Judge Susan Sparaco set bail at $5,000 on the charge of failure to appear and denied bail on the underlying charge of operating after revocation.

Also taking part in the video hearing was Frederick Horne, 43, of Augusta, who was arrested early Friday morning and charged with disorderly conduct. Horne was to be released for time served.

After the hearing, both men were sent to intake at the jail and were waiting to go to their respective destinations, said Capt. Dan Davies of the Kennebec County Sheriff’s Department.

“Horne was getting released,” Davies said. “McLain had been sitting in the arraignment with him. He understood Horne was leaving.”

Horne left the intake area to take a shower before departing, Davies said.

Corrections Officer Michael Bedard, who was familiar with neither Horne nor McLain, called Horne’s name to begin processing him for departure.

“When Bedard called, (McLain) answered him, saying, ‘Yes,'” Kennebec County Sheriff’s Deputy Eric Bronson wrote in an affidavit filed in Superior Court. “Bedard asked William, ‘Are you Horne?’ and William replied, ‘Yes.'”

McLain went up to the booking desk, forged Horne’s signature and took Horne’s property and release papers, Bronson said. McLain then went into the bathroom to change into Horne’s clothes.

Corrections officers then took McLain’s photo to place it into the jail’s system under Horne’s name.

Corrections Officer Christopher Spenard came into the area recognized McLain from the video arraignment.

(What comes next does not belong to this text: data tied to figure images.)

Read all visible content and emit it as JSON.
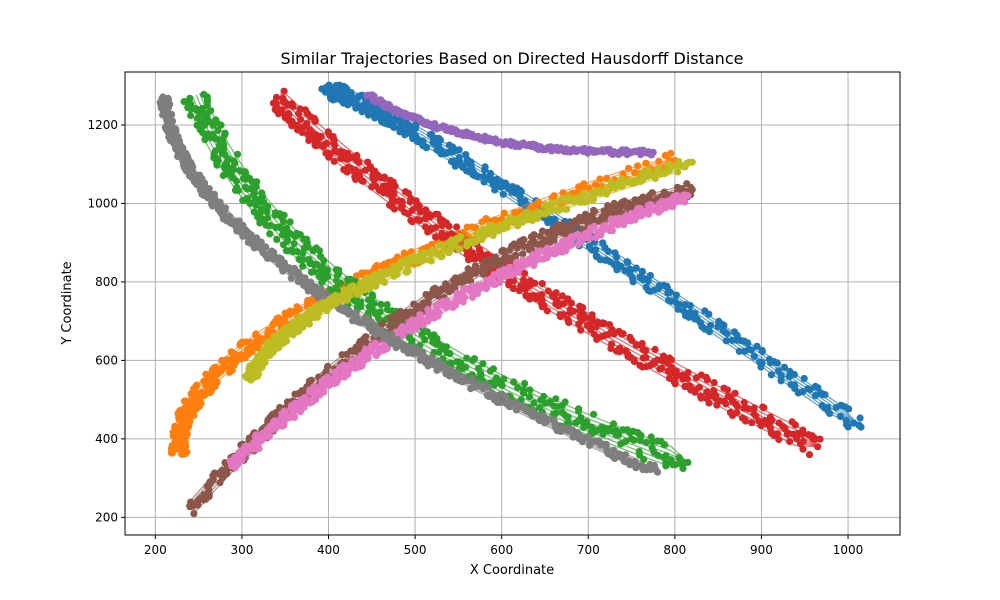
{
  "chart_data": {
    "type": "scatter",
    "title": "Similar Trajectories Based on Directed Hausdorff Distance",
    "xlabel": "X Coordinate",
    "ylabel": "Y Coordinate",
    "xlim": [
      165,
      1060
    ],
    "ylim": [
      155,
      1335
    ],
    "xticks": [
      200,
      300,
      400,
      500,
      600,
      700,
      800,
      900,
      1000
    ],
    "yticks": [
      200,
      400,
      600,
      800,
      1000,
      1200
    ],
    "grid": true,
    "legend": "none",
    "series": [
      {
        "color": "#1f77b4",
        "band": 16,
        "start": [
          400,
          1280
        ],
        "mid": [
          560,
          1100
        ],
        "end": [
          1015,
          430
        ]
      },
      {
        "color": "#ff7f0e",
        "band": 16,
        "start": [
          228,
          360
        ],
        "mid": [
          360,
          710
        ],
        "end": [
          800,
          1110
        ]
      },
      {
        "color": "#2ca02c",
        "band": 24,
        "start": [
          245,
          1275
        ],
        "mid": [
          440,
          750
        ],
        "end": [
          815,
          340
        ]
      },
      {
        "color": "#d62728",
        "band": 22,
        "start": [
          340,
          1270
        ],
        "mid": [
          600,
          830
        ],
        "end": [
          965,
          380
        ]
      },
      {
        "color": "#9467bd",
        "band": 5,
        "start": [
          445,
          1278
        ],
        "mid": [
          580,
          1165
        ],
        "end": [
          775,
          1130
        ]
      },
      {
        "color": "#8c564b",
        "band": 14,
        "start": [
          240,
          220
        ],
        "mid": [
          520,
          760
        ],
        "end": [
          820,
          1035
        ]
      },
      {
        "color": "#e377c2",
        "band": 12,
        "start": [
          288,
          330
        ],
        "mid": [
          520,
          720
        ],
        "end": [
          815,
          1020
        ]
      },
      {
        "color": "#7f7f7f",
        "band": 10,
        "start": [
          210,
          1270
        ],
        "mid": [
          360,
          820
        ],
        "end": [
          780,
          315
        ]
      },
      {
        "color": "#bcbd22",
        "band": 12,
        "start": [
          310,
          550
        ],
        "mid": [
          450,
          800
        ],
        "end": [
          820,
          1105
        ]
      }
    ]
  }
}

Spenard remembered McLain been denied bail, Bronson said.

“Spenard yelled, ‘That is not Horne!’ and William (McLain) still did not respond” Bronson said. “Spenard then yelled, ‘That is McLain!'”

McLain acknowledged his true identity when confronted by corrections officers.

McLain changed back into jail clothing.

Horne’s clothes and other items were returned to their rightful owner, and he was released.

Davies said identity checks built into the process would have exposed McLain’s attempt even if Spenard had not recognized him.

“Obviously, he did not get outside the facility,” Davies said. “He would never have made it out of the facility.”